The web will literally be molded to fit your needs and desires.

And that's cool, but it seems to me there there are two big reasons this is bad. First, it means that we will see fewer and fewer sites that are "interesting" because they are unexpected. Our experience will become more and more homogenized as we use Google products more and more. For many people, the fun of the Internet includes stumbling onto things that are new and fun and different. It sounds like we'll see less of that.

The second reason this change is bad is that reality will be even harder to find. Because our future search experience will be so completely colored by our past Internet experiences, Google will move further away from being a useful research tool. Now, granted, Google doesn't want to be a research tool. It's not their mission. They've never presented themselves as that.

When my daughter was little, I told her time and time again that Internet research needs to be backed up with real, hard core, facts. Anyone can put up any crap they want on the Internet. And if someone believes it, then it becomes just another competing version of reality.

Most of us are not academics. But we all do research from time to time. Every good anthropologist and social scientist knows that we change reality simply through the process of observing it. So maybe computer-aided search tools will never get us to the "truth" in the real world. Maybe reality will always go to the highest bidder or the most popular page.

But when we really need to do hard-core research, we need to choose the right tools for the job. Popular, commercial search engines are NOT the right tools for this job. When you're serious about serious background information and fact-seeking, there are many alternatives. Luckily, you have hundreds of search engines to choose from. Some of the best are highly focused on one specific topic or set of resources.

A great list of search engines can be found here: Noodle Tools: Choose the Best Search for Your Information Need. It is also a good idea to talk to a Librarian. They do this for a living.

Please don't assume that Google, Bing, or Yahoo will give you the information you need. For many of us in marketing, they are just right. But for real research, they are as far from reality as you can get.

:-)

2 comments:

  1. I was visiting the author profile for Karl W. Palachuk on Amazon.com this morning when I saw the title for this blog post and eagerly came to see what you had to say on the matter. I had a feeling it would be quite different from what the SEO gurus teach, and I'm looking for a fresh perspective. (For example, I'm tired of the way they use scare tactics about something called Panda to get people to buy their SEO fixes.)

    I enjoyed learning about the origins of the Internet and how it sprung from the need for hard-core academic research. (Ironic, considering what it has become and how most of its users these days are oblivious to its early history.) I'm far from using it for hard-core research myself—I enjoy the way it enhances my lifestyle in so many ways and I also use it to run my creativity-based business—but I don't look forward to having that homogenized even more than it already is.

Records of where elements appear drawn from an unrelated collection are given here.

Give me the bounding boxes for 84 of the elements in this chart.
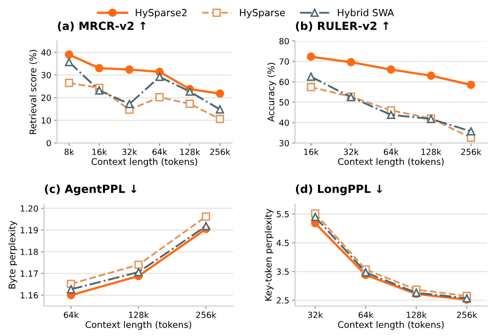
y-tick-label: 60	[279, 78, 289, 86]
y-tick-label: 40	[41, 49, 51, 56]
y-tick-label: 80	[279, 38, 289, 44]
point	[155, 93, 164, 102]
y-tick-label: 5.5	[276, 211, 289, 218]
point	[125, 65, 134, 74]
x-tick-label: 256k	[196, 312, 216, 318]
y-axis-title: Key-token perplexity	[264, 208, 274, 301]
y-tick-label: 4.5	[276, 240, 289, 246]
point	[64, 50, 74, 59]
y-tick-label: 1.16	[20, 292, 38, 298]
point	[216, 89, 224, 98]
point	[466, 80, 476, 90]
x-tick-label: 64k	[64, 312, 79, 318]
x-tick-label: 128k	[422, 148, 442, 156]
y-tick-label: 3.5	[276, 268, 289, 275]
point	[306, 82, 316, 92]
y-tick-label: 1.19	[20, 227, 38, 234]
x-tick-label: 256k	[457, 312, 478, 318]
point	[186, 100, 194, 108]
x-tick-label: 128k	[406, 312, 427, 318]
x-tick-label: 16k	[304, 148, 319, 156]
point	[216, 105, 224, 114]
point	[362, 268, 370, 277]
x-axis-title: Context length (tokens)	[338, 321, 444, 330]
point	[66, 285, 76, 294]
x-tick-label: 32k	[308, 312, 323, 318]
point	[125, 100, 134, 108]
chart-title: (b) RULER-v2 ↑	[296, 21, 388, 32]
point	[134, 268, 143, 276]
y-axis-title: Byte perplexity	[8, 220, 18, 289]
x-tick-label: 256k	[461, 148, 482, 156]
x-tick-label: 16k	[92, 148, 107, 156]
x-tick-label: 128k	[129, 312, 149, 318]
point	[346, 58, 356, 66]
point	[306, 72, 316, 81]
y-tick-label: 1.17	[20, 270, 38, 277]
point	[66, 280, 76, 288]
legend-label: HySparse2	[136, 8, 187, 18]
point	[64, 78, 74, 88]
y-tick-label: 1.20	[20, 205, 38, 212]
y-tick-label: 2.5	[276, 297, 289, 304]
y-axis-title: Accuracy (%)	[267, 62, 276, 122]
point	[202, 212, 210, 221]
y-tick-label: 50	[279, 99, 289, 106]
point	[202, 222, 210, 230]
x-axis-title: Context length (tokens)	[338, 158, 444, 167]
point	[64, 58, 74, 66]
y-axis-title: Retrieval score (%)	[29, 50, 38, 134]
y-tick-label: 10	[42, 117, 51, 124]
x-tick-label: 256k	[210, 148, 230, 156]
y-tick-label: 0	[46, 140, 51, 146]
x-tick-label: 64k	[152, 148, 168, 156]
point	[466, 127, 476, 136]
point	[386, 65, 396, 74]
y-tick-label: 20	[41, 94, 51, 101]
x-tick-label: 32k	[344, 148, 359, 156]
y-tick-label: 40	[279, 120, 289, 126]
point	[386, 110, 396, 120]
point	[155, 72, 164, 81]
point	[426, 72, 436, 80]
y-tick-label: 1.18	[20, 248, 38, 256]
y-tick-label: 30	[279, 140, 289, 146]
y-tick-label: 70	[280, 58, 289, 65]
x-axis-title: Context length (tokens)	[86, 321, 192, 330]
point	[95, 64, 104, 72]
point	[311, 212, 320, 222]
chart-title: (c) AgentPPL ↓	[44, 184, 136, 196]
chart-title: (d) LongPPL ↓	[296, 184, 382, 196]
x-tick-label: 64k	[358, 312, 374, 318]
point	[216, 114, 224, 124]
point	[306, 52, 316, 61]
point	[134, 260, 143, 269]
x-tick-label: 128k	[180, 148, 200, 156]
point	[95, 86, 104, 95]
chart-title: (a) MRCR-v2 ↑	[58, 21, 146, 32]
legend-label: HySparse	[240, 8, 285, 18]
point	[186, 87, 194, 96]
x-tick-label: 64k	[384, 148, 399, 156]
y-tick-label: 30	[41, 72, 51, 78]
x-tick-label: 32k	[122, 148, 138, 156]
x-axis-title: Context length (tokens)	[92, 158, 198, 167]
legend-label: Hybrid SWA	[338, 8, 394, 18]
x-tick-label: 8k	[64, 148, 74, 156]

    I used to resist being a part of the Google cluster. But eventually I was absorbed by it and now I'm a Google girl (Gmail, Google Docs, Feedburner, yada yada), even though I see their monopoly as putting too much power in the hands of a company that can negatively affect people's livelihoods with their policies.

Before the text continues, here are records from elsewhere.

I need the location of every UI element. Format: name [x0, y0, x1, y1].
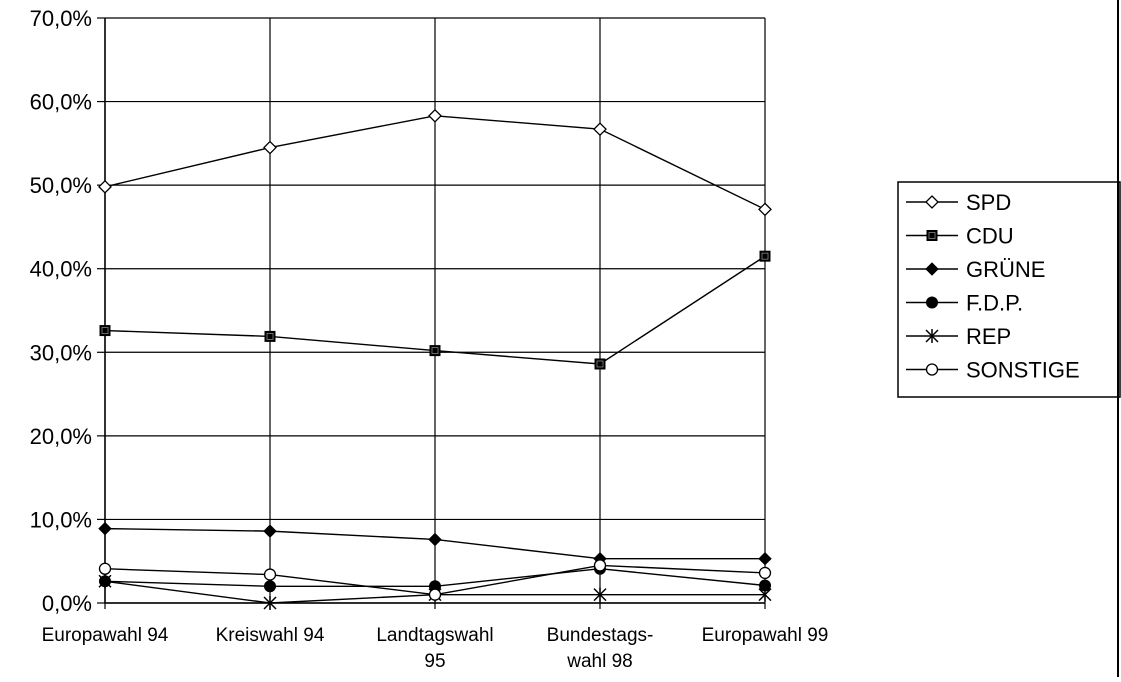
legend-item: SONSTIGE: [906, 358, 1080, 383]
data-point-marker: [758, 552, 772, 566]
x-tick-label: Europawahl 99: [702, 625, 829, 646]
y-tick-label: 70,0%: [30, 6, 92, 31]
data-point-marker: [926, 296, 938, 309]
grid-lines: [104, 17, 766, 604]
data-point-marker: [264, 580, 276, 593]
series-0: [98, 108, 772, 217]
y-tick-label: 40,0%: [30, 257, 92, 282]
x-tick-label: Bundestags-wahl 98: [547, 625, 654, 672]
right-border-line: [1117, 0, 1119, 677]
y-tick-label: 30,0%: [30, 340, 92, 365]
legend-item: GRÜNE: [906, 257, 1045, 282]
data-point-marker: [98, 562, 112, 575]
data-point-marker-inner: [266, 333, 274, 340]
legend-label: SPD: [966, 190, 1011, 215]
y-tick-label: 0,0%: [42, 591, 92, 616]
data-point-marker-inner: [928, 232, 936, 239]
data-point-marker: [98, 179, 112, 194]
data-point-marker-inner: [596, 360, 604, 368]
x-tick-label: Europawahl 94: [42, 625, 169, 646]
data-point-marker: [758, 566, 772, 580]
axes: 0,0% 10,0% 20,0% 30,0% 40,0% 50,0% 60,0% 70,0% E…: [30, 6, 829, 672]
y-tick-label: 20,0%: [30, 424, 92, 449]
data-point-marker: [99, 325, 111, 337]
legend-item: F.D.P.: [906, 291, 1023, 316]
legend-label: CDU: [966, 224, 1014, 249]
data-point-marker: [264, 330, 276, 342]
series-lines: [98, 108, 772, 610]
data-point-marker-inner: [101, 327, 109, 334]
legend-label: F.D.P.: [966, 291, 1023, 316]
data-point-marker: [925, 363, 939, 376]
legend-item: SPD: [906, 190, 1011, 215]
data-point-marker: [926, 230, 938, 241]
y-tick-label: 10,0%: [30, 507, 92, 532]
data-point-marker: [428, 588, 442, 601]
data-point-marker-inner: [431, 347, 439, 355]
series-1: [99, 250, 771, 370]
data-point-marker: [925, 262, 939, 276]
legend-label: GRÜNE: [966, 257, 1045, 282]
data-point-marker: [428, 532, 442, 547]
data-point-marker: [593, 122, 607, 137]
y-tick-label: 60,0%: [30, 90, 92, 115]
legend-item: CDU: [906, 224, 1014, 249]
data-point-marker: [263, 524, 277, 538]
series-5: [98, 559, 772, 601]
x-tick-label: Landtagswahl 95: [376, 625, 493, 672]
legend: SPD CDU GRÜNE F.D.P. REP SONSTIGE: [897, 181, 1121, 398]
legend-item: REP: [906, 324, 1011, 349]
data-point-marker: [429, 345, 441, 357]
data-point-marker: [263, 568, 277, 581]
data-point-marker-inner: [761, 252, 769, 260]
data-point-marker: [758, 202, 772, 217]
series-2: [98, 521, 772, 566]
data-point-marker: [428, 108, 442, 123]
y-tick-label: 50,0%: [30, 173, 92, 198]
data-point-marker: [593, 559, 607, 572]
legend-label: REP: [966, 324, 1011, 349]
legend-label: SONSTIGE: [966, 358, 1080, 383]
x-tick-label: Kreiswahl 94: [216, 625, 325, 646]
data-point-marker: [263, 140, 277, 155]
data-point-marker: [98, 521, 112, 536]
data-point-marker: [594, 358, 606, 370]
legend-box: [897, 181, 1121, 398]
data-point-marker: [759, 250, 771, 262]
data-point-marker: [925, 195, 939, 209]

    This was a well-written and refreshing article. I'm bookmarking it and will revisit later to absorb it even more deeply.

    ~ Milli Thornton

    P.S. The Noodle Tools link looks very useful. I may never have run across that in my Google-directed searches ;~) and it sounds like it'll broaden my search scope with more options, while also narrowing it for specialized searches. Thank you!

    ReplyDelete
  2. Well, thanks for dropping in!

    I appreciate your comments. We're all getting absorbed into the Google Cluster (and the Microsoft Cluster). Sometimes it's just good to be aware of that fact.